One of The Husband's favorite things to order when we're eating at a Mexican Restaurant is chili relleno. The photo really doesn't do this dish any justice...it's much more delicious than it looks with just a hit of spice. This version is also much healthier than your usual chili relleno and since we're meat-lovers in this family, I packed on the ground meat.
Chili Relleno Casserole
(adapted from For the Love of Cooking)
ingredients
- 5-7 Anaheim chilies (depending on the size)
- 3 eggs
- 3 Tbs flour
- 3 Tbs sour cream
- 1 (3oz) can of sliced black olives
- 2 cups Mexican blend cheese
- 1 can black beans, rinsed & drained
- 1 lb ground meat
- 1 can green enchilada sauce
- Rinse chilies and place on a baking sheet covered in foil. Broil chilies for about 5 minutes on each side or until skin is blackened.

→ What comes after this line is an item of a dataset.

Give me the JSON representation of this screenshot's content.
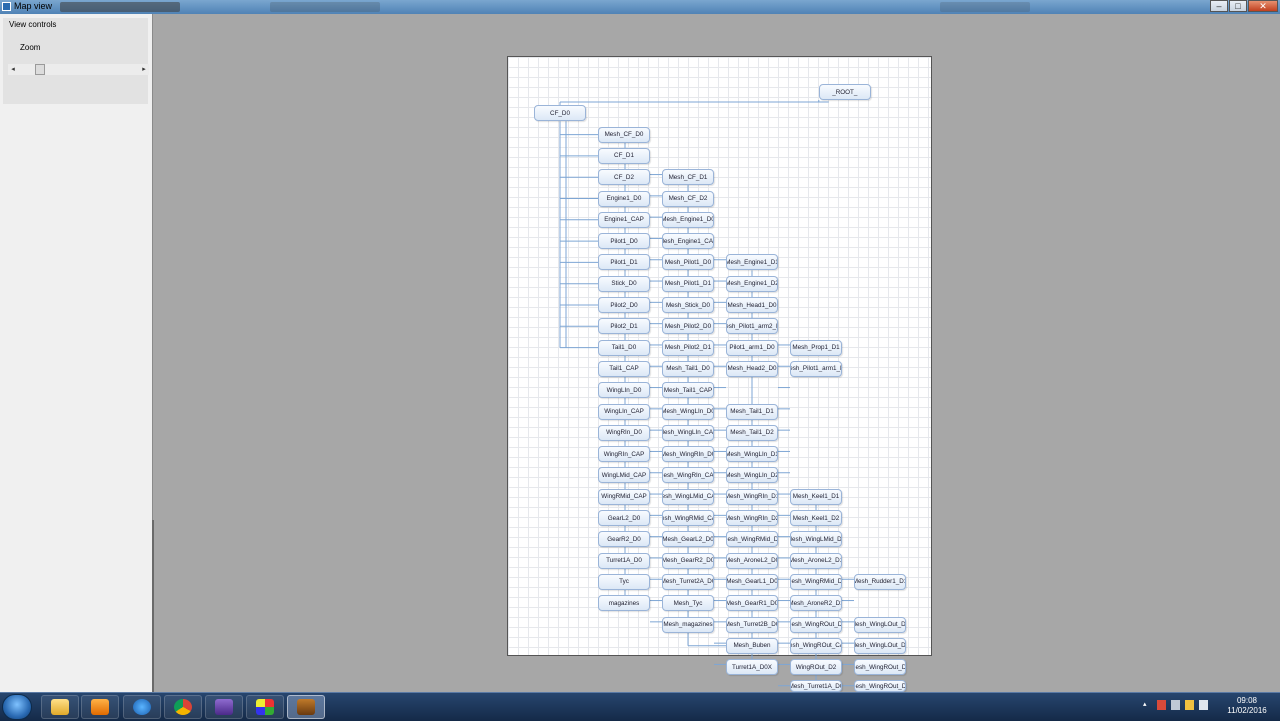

- Remove from oven and place in bowl with cover. Let it sit for 10-15 minutes. Remove chilies. Skin and remove veins and seeds. Cut into strips.
- Preheat oven to 350℉. Combine eggs, flour, sour cream, olives, salt and pepper to taste then mix thoroughly. Coat a baking dish with cooking spray.
- Add a layer of the chilies. Then egg mixture, then cheese, then black beans, then ground meat; repeat layers until gone. Top with enchilada sauce and a more cheese. Bake at 350 for 30-35 minutes. Serve with optional toppings like sour cream, avocado, salsa & more cheese!